If you correct the agent more than twice on the same issue, try starting a fresh session with a better prompt. A clean session with a focused prompt is better than a long session with accumulated corrections. Both Claude Code and Codex recommend this approach. Keep a running list of the constraints you discover. Then use that list to create a skill file or your next prompt’s constraints section.
The formula for reliable AI output
Through trial and error, we realized there are four keys to producing more reliable AI output:
- Up-to-date docs access via an MCP server
- Concrete constraints in prompts and skill files
- Verification with AI browser tools or tests
- Iteration using follow-up prompts and fresh sessions
In other words:
- If the agent keeps making the same mistake, your prompt is probably missing a constraint.
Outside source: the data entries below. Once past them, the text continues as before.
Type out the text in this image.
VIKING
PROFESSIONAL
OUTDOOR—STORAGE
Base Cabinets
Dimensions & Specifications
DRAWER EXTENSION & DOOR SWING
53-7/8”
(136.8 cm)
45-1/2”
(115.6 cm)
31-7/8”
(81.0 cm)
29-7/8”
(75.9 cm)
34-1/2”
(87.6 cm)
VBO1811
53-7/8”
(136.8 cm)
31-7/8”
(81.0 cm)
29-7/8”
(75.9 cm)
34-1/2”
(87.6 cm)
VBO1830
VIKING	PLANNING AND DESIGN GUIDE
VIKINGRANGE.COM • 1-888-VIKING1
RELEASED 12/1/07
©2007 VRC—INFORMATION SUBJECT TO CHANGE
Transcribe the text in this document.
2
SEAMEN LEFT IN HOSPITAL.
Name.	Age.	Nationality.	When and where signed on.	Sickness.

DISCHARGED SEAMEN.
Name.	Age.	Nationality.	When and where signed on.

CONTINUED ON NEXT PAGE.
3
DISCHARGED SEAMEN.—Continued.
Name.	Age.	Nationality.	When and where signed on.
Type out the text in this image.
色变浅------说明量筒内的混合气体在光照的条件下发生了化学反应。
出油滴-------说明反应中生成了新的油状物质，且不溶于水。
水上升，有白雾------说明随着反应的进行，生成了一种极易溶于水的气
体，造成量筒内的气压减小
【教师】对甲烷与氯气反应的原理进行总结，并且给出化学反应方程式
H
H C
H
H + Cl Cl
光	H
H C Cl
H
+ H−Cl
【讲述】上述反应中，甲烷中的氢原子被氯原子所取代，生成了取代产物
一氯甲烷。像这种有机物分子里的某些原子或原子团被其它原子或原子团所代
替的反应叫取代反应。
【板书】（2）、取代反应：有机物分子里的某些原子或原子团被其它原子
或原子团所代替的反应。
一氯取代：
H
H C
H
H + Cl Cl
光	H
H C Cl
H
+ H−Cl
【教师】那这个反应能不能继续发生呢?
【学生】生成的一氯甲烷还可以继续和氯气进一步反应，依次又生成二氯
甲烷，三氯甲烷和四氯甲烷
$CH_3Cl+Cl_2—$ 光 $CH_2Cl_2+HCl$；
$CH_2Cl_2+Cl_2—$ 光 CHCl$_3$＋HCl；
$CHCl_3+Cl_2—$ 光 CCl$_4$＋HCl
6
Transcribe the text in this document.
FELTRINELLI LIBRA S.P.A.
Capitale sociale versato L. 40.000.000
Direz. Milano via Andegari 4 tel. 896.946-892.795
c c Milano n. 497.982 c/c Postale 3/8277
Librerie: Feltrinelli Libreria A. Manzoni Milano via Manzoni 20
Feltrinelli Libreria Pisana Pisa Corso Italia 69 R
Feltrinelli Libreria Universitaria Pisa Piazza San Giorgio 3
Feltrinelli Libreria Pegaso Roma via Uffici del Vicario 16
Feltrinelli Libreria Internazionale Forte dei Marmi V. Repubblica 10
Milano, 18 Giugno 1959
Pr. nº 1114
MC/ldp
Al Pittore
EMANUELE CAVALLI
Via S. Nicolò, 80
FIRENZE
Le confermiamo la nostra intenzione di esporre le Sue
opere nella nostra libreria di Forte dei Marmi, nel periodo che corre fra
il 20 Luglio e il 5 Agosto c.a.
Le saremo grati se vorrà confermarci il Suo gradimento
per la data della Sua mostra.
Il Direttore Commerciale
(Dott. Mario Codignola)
- If it hallucinates something, it needs access to current docs.
- If it suppresses errors instead of fixing them, it needs explicit rules about what must not change.
- If the output looks right but breaks at runtime, you need a verification step.
These principles work across Claude Code, Codex, Cursor, and any other AI coding tool. Name the products, state the constraints, verify the results, and iterate.